The door eventually opened in America for Apotex, which in the 1990s struck lucrative deals with large drug companies. Apotex offered nearly $10 million for a plot of old Walgreens drugstores in 1995, for example, before the U.S. Food and Drug Administration approved a generic version of insulin. Apotex was later able to negotiate with a Walgreens partner to sell its products under the Walgreens name.
As Mylan expanded abroad and was used to buying or building up generic drug companies, the rival joined forces with then-drug company APP Pharmaceuticals to settle antitrust charges over competition with other generic drug companies, including Apotex.
In 2007, APP settled with U.S. and Canadian regulators over the matter with a $139 million payment to settle charges that it engaged in price-fixing, anti-competitive conduct and health and safety concerns.

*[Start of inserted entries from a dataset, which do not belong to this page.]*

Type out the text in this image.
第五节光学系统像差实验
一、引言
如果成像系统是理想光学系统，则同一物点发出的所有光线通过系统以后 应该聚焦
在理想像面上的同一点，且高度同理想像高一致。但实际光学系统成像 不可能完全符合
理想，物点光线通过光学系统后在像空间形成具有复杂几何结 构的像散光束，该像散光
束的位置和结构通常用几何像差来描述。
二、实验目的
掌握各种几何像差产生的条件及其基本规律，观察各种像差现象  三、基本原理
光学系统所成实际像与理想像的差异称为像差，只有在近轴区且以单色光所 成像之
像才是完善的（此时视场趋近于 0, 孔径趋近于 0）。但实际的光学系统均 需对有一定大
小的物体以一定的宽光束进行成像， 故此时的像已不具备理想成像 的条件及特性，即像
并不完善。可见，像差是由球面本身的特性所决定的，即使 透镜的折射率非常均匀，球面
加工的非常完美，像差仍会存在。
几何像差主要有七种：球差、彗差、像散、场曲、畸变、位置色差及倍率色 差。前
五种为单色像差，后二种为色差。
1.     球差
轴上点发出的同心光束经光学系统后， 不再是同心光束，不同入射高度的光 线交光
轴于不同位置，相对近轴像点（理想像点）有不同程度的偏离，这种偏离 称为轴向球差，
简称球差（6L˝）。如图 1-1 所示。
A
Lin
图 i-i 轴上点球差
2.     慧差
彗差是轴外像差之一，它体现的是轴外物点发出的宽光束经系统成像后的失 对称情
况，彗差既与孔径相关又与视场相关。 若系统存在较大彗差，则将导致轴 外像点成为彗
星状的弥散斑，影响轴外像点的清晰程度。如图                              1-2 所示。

Now, however, Mylan’s relationship with U.S. regulators has drawn attention. In August, Apotex filed a statement of claim, which is used by companies to sue for costs related to wrongdoing they believe they suffered, in the District of New Jersey. The statement was dated Oct. 10.
No matter how big or small a company is, an allegation of criminal conduct has a chilling effect on business, said William Hurd, a former head of the FTC and head of its Bureau of Competition. “It’s going to be challenging for someone, maybe at a smaller company, or particularly somebody who is a customer, to say this is such a good company, and risk damaging it,” he said.